The timing of Eugene’s “Art Heals: The Jingle Dress Project” — coinciding with the pandemic and the ensuing difficult times — was important for both Eugene and the dancers. Eugene’s art market sales dried up overnight, while the pandemic derailed the women’s plans of graduating from BYU, applying to law school and starting careers. As Dion recalls, “It was hard to find hope at the beginning of the year, but through this project we’ve been able to provide hope for ourselves and others.”
The cultural impact of the jingle dress project
Before the project began, the women felt strongly about using their education to support fellow Native and Indigenous people, and this project gave them even more incentive to push for equality and basic human rights by showing the power of their Native traditions in bringing people together. The women experienced the gift of dance and ceremony in times of hardship, and after dancing with members of the Ojibwe tribe where the jingle dress dance was created, they felt respect and understanding for the traditional dress itself. They witnessed the unrest in the streets of Minneapolis following Floyd’s murder and saw firsthand the brutal outcome of inequities that plague our nation.

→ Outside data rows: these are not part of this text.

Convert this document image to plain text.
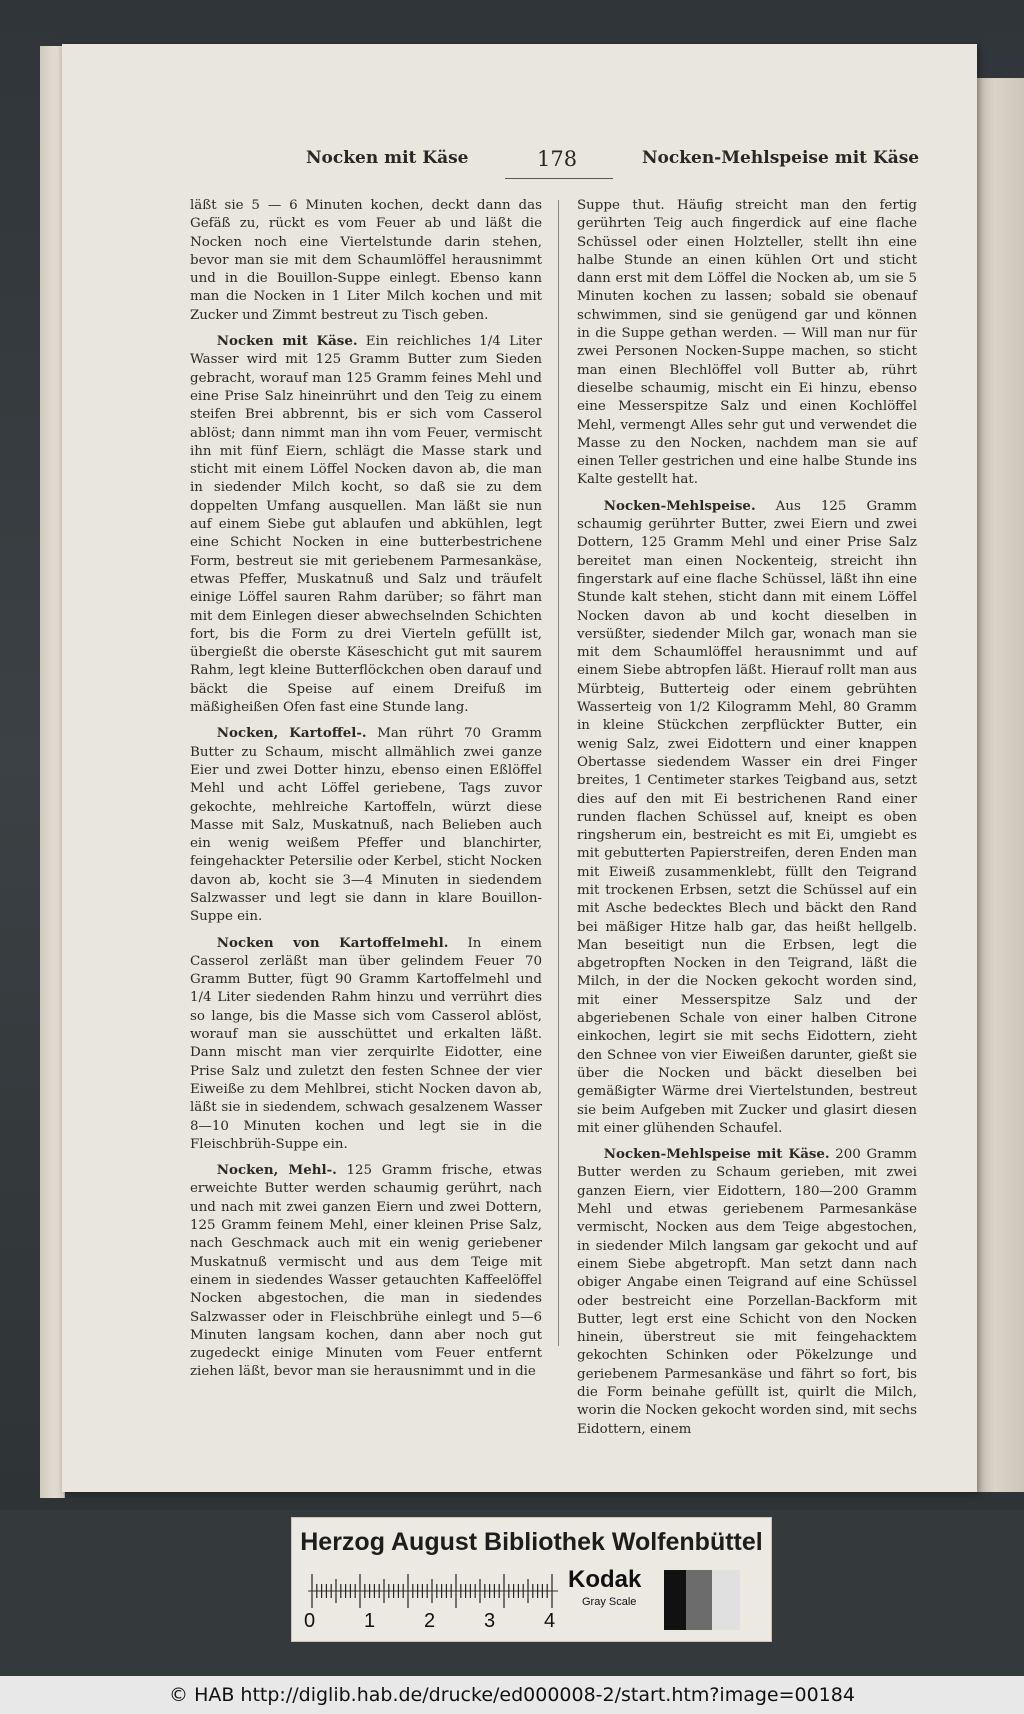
Nocken mit Käse	178	Nocken-Mehlspeise mit Käse

läßt sie 5 — 6 Minuten kochen, deckt dann das Gefäß zu, rückt es vom Feuer ab und läßt die Nocken noch eine Viertelstunde darin stehen, bevor man sie mit dem Schaumlöffel herausnimmt und in die Bouillon-Suppe einlegt. Ebenso kann man die Nocken in 1 Liter Milch kochen und mit Zucker und Zimmt bestreut zu Tisch geben.

Nocken mit Käse. Ein reichliches 1/4 Liter Wasser wird mit 125 Gramm Butter zum Sieden gebracht, worauf man 125 Gramm feines Mehl und eine Prise Salz hineinrührt und den Teig zu einem steifen Brei abbrennt, bis er sich vom Casserol ablöst; dann nimmt man ihn vom Feuer, vermischt ihn mit fünf Eiern, schlägt die Masse stark und sticht mit einem Löffel Nocken davon ab, die man in siedender Milch kocht, so daß sie zu dem doppelten Umfang ausquellen. Man läßt sie nun auf einem Siebe gut ablaufen und abkühlen, legt eine Schicht Nocken in eine butterbestrichene Form, bestreut sie mit geriebenem Parmesankäse, etwas Pfeffer, Muskatnuß und Salz und träufelt einige Löffel sauren Rahm darüber; so fährt man mit dem Einlegen dieser abwechselnden Schichten fort, bis die Form zu drei Vierteln gefüllt ist, übergießt die oberste Käseschicht gut mit saurem Rahm, legt kleine Butterflöckchen oben darauf und bäckt die Speise auf einem Dreifuß im mäßigheißen Ofen fast eine Stunde lang.

Nocken, Kartoffel-. Man rührt 70 Gramm Butter zu Schaum, mischt allmählich zwei ganze Eier und zwei Dotter hinzu, ebenso einen Eßlöffel Mehl und acht Löffel geriebene, Tags zuvor gekochte, mehlreiche Kartoffeln, würzt diese Masse mit Salz, Muskatnuß, nach Belieben auch ein wenig weißem Pfeffer und blanchirter, feingehackter Petersilie oder Kerbel, sticht Nocken davon ab, kocht sie 3—4 Minuten in siedendem Salzwasser und legt sie dann in klare Bouillon-Suppe ein.

Nocken von Kartoffelmehl. In einem Casserol zerläßt man über gelindem Feuer 70 Gramm Butter, fügt 90 Gramm Kartoffelmehl und 1/4 Liter siedenden Rahm hinzu und verrührt dies so lange, bis die Masse sich vom Casserol ablöst, worauf man sie ausschüttet und erkalten läßt. Dann mischt man vier zerquirlte Eidotter, eine Prise Salz und zuletzt den festen Schnee der vier Eiweiße zu dem Mehlbrei, sticht Nocken davon ab, läßt sie in siedendem, schwach gesalzenem Wasser 8—10 Minuten kochen und legt sie in die Fleischbrüh-Suppe ein.

Nocken, Mehl-. 125 Gramm frische, etwas erweichte Butter werden schaumig gerührt, nach und nach mit zwei ganzen Eiern und zwei Dottern, 125 Gramm feinem Mehl, einer kleinen Prise Salz, nach Geschmack auch mit ein wenig geriebener Muskatnuß vermischt und aus dem Teige mit einem in siedendes Wasser getauchten Kaffeelöffel Nocken abgestochen, die man in siedendes Salzwasser oder in Fleischbrühe einlegt und 5—6 Minuten langsam kochen, dann aber noch gut zugedeckt einige Minuten vom Feuer entfernt ziehen läßt, bevor man sie herausnimmt und in die

Suppe thut. Häufig streicht man den fertig gerührten Teig auch fingerdick auf eine flache Schüssel oder einen Holzteller, stellt ihn eine halbe Stunde an einen kühlen Ort und sticht dann erst mit dem Löffel die Nocken ab, um sie 5 Minuten kochen zu lassen; sobald sie obenauf schwimmen, sind sie genügend gar und können in die Suppe gethan werden. — Will man nur für zwei Personen Nocken-Suppe machen, so sticht man einen Blechlöffel voll Butter ab, rührt dieselbe schaumig, mischt ein Ei hinzu, ebenso eine Messerspitze Salz und einen Kochlöffel Mehl, vermengt Alles sehr gut und verwendet die Masse zu den Nocken, nachdem man sie auf einen Teller gestrichen und eine halbe Stunde ins Kalte gestellt hat.

Nocken-Mehlspeise. Aus 125 Gramm schaumig gerührter Butter, zwei Eiern und zwei Dottern, 125 Gramm Mehl und einer Prise Salz bereitet man einen Nockenteig, streicht ihn fingerstark auf eine flache Schüssel, läßt ihn eine Stunde kalt stehen, sticht dann mit einem Löffel Nocken davon ab und kocht dieselben in versüßter, siedender Milch gar, wonach man sie mit dem Schaumlöffel herausnimmt und auf einem Siebe abtropfen läßt. Hierauf rollt man aus Mürbteig, Butterteig oder einem gebrühten Wasserteig von 1/2 Kilogramm Mehl, 80 Gramm in kleine Stückchen zerpflückter Butter, ein wenig Salz, zwei Eidottern und einer knappen Obertasse siedendem Wasser ein drei Finger breites, 1 Centimeter starkes Teigband aus, setzt dies auf den mit Ei bestrichenen Rand einer runden flachen Schüssel auf, kneipt es oben ringsherum ein, bestreicht es mit Ei, umgiebt es mit gebutterten Papierstreifen, deren Enden man mit Eiweiß zusammenklebt, füllt den Teigrand mit trockenen Erbsen, setzt die Schüssel auf ein mit Asche bedecktes Blech und bäckt den Rand bei mäßiger Hitze halb gar, das heißt hellgelb. Man beseitigt nun die Erbsen, legt die abgetropften Nocken in den Teigrand, läßt die Milch, in der die Nocken gekocht worden sind, mit einer Messerspitze Salz und der abgeriebenen Schale von einer halben Citrone einkochen, legirt sie mit sechs Eidottern, zieht den Schnee von vier Eiweißen darunter, gießt sie über die Nocken und bäckt dieselben bei gemäßigter Wärme drei Viertelstunden, bestreut sie beim Aufgeben mit Zucker und glasirt diesen mit einer glühenden Schaufel.

Nocken-Mehlspeise mit Käse. 200 Gramm Butter werden zu Schaum gerieben, mit zwei ganzen Eiern, vier Eidottern, 180—200 Gramm Mehl und etwas geriebenem Parmesankäse vermischt, Nocken aus dem Teige abgestochen, in siedender Milch langsam gar gekocht und auf einem Siebe abgetropft. Man setzt dann nach obiger Angabe einen Teigrand auf eine Schüssel oder bestreicht eine Porzellan-Backform mit Butter, legt erst eine Schicht von den Nocken hinein, überstreut sie mit feingehacktem gekochten Schinken oder Pökelzunge und geriebenem Parmesankäse und fährt so fort, bis die Form beinahe gefüllt ist, quirlt die Milch, worin die Nocken gekocht worden sind, mit sechs Eidottern, einem

Herzog August Bibliothek Wolfenbüttel
0 1 2 3 4
Kodak
Gray Scale
© HAB http://diglib.hab.de/drucke/ed000008-2/start.htm?image=00184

Erin, who graduated in 2019 with a degree in journalism, says, “When I first got interested in journalism, I typed ‘Native American’ into the search engine of a major news outlet. Everything that came up was negative, really violent stuff.” Reporting on Natives, she found, wasn’t being done by their own people. “Until now, we Native Americans haven’t been able to share our own stories; an outsider had to do it for us. With the advent of social media, it’s much more accessible for anyone to put their voice out there. Natives can share our unique experiences and stories. We suddenly have people shedding light on all these different topics.”
Erin has witnessed this cultural shift just over the past five years. She continues, “Instead of remaining a topic of history, people are realizing we’re still here.” She is currently applying to law school and hopes to pursue human rights, acting as a voice for the voiceless and an advocate for underserved or underrepresented groups.

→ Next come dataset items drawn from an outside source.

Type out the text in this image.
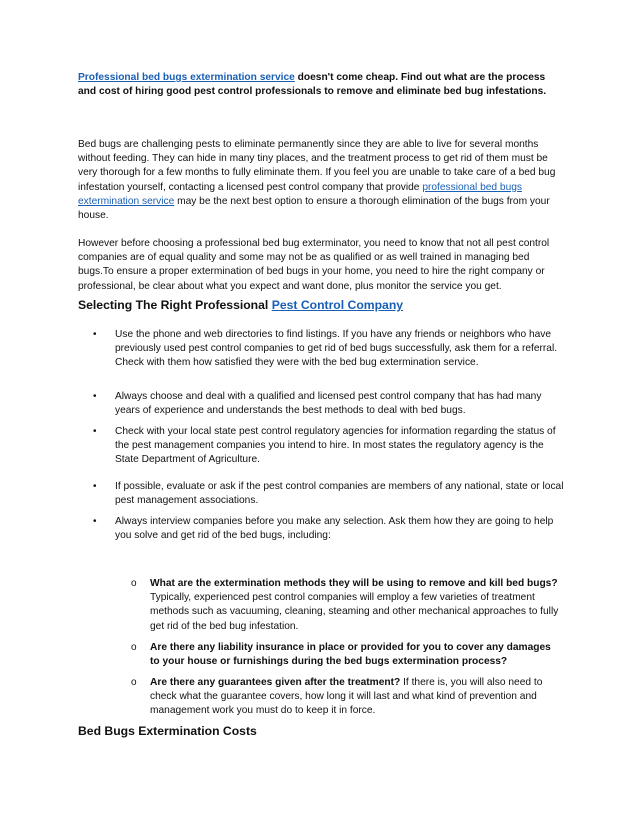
Professional bed bugs extermination service doesn't come cheap. Find out what are the process and cost of hiring good pest control professionals to remove and eliminate bed bug infestations.
Bed bugs are challenging pests to eliminate permanently since they are able to live for several months without feeding. They can hide in many tiny places, and the treatment process to get rid of them must be very thorough for a few months to fully eliminate them. If you feel you are unable to take care of a bed bug infestation yourself, contacting a licensed pest control company that provide professional bed bugs extermination service may be the next best option to ensure a thorough elimination of the bugs from your house.
However before choosing a professional bed bug exterminator, you need to know that not all pest control companies are of equal quality and some may not be as qualified or as well trained in managing bed bugs.To ensure a proper extermination of bed bugs in your home, you need to hire the right company or professional, be clear about what you expect and want done, plus monitor the service you get.
Selecting The Right Professional Pest Control Company
•	Use the phone and web directories to find listings. If you have any friends or neighbors who have previously used pest control companies to get rid of bed bugs successfully, ask them for a referral. Check with them how satisfied they were with the bed bug extermination service.
•	Always choose and deal with a qualified and licensed pest control company that has had many years of experience and understands the best methods to deal with bed bugs.
•	Check with your local state pest control regulatory agencies for information regarding the status of the pest management companies you intend to hire. In most states the regulatory agency is the State Department of Agriculture.
•	If possible, evaluate or ask if the pest control companies are members of any national, state or local pest management associations.
•	Always interview companies before you make any selection. Ask them how they are going to help you solve and get rid of the bed bugs, including:
o	What are the extermination methods they will be using to remove and kill bed bugs? Typically, experienced pest control companies will employ a few varieties of treatment methods such as vacuuming, cleaning, steaming and other mechanical approaches to fully get rid of the bed bug infestation.
o	Are there any liability insurance in place or provided for you to cover any damages to your house or furnishings during the bed bugs extermination process?
o	Are there any guarantees given after the treatment? If there is, you will also need to check what the guarantee covers, how long it will last and what kind of prevention and management work you must do to keep it in force.
Bed Bugs Extermination Costs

Sunni has a similar long-term outlook. Her current studies in political science and American Indian studies at BYU are in preparation for a law degree, her main interest being tribal policymaking. She is seeing change on the horizon. “As a child, I grew up around strong Native women, but when it came to power, they were never in charge,” she says. “They were never involved politically. But now, I see many women getting involved in politics. It feels like the norm. I’ve been surrounded by so many Native women in the past few years and they are fierce. They have a mission. To have the power of education behind us, it feels exciting.”
After traveling all year to complete the project for fall gallery shows, the group had experienced so much, but they’d been too busy to return to the Navajo Nation. Then, they visited Monument Valley. “It felt like we were coming full circle,” says Sunni. They hadn’t seen family and friends on the reservation in months. “My dad always taught us that you go out in the world, learn as much as you can and, whatever’s good, you bring it back.”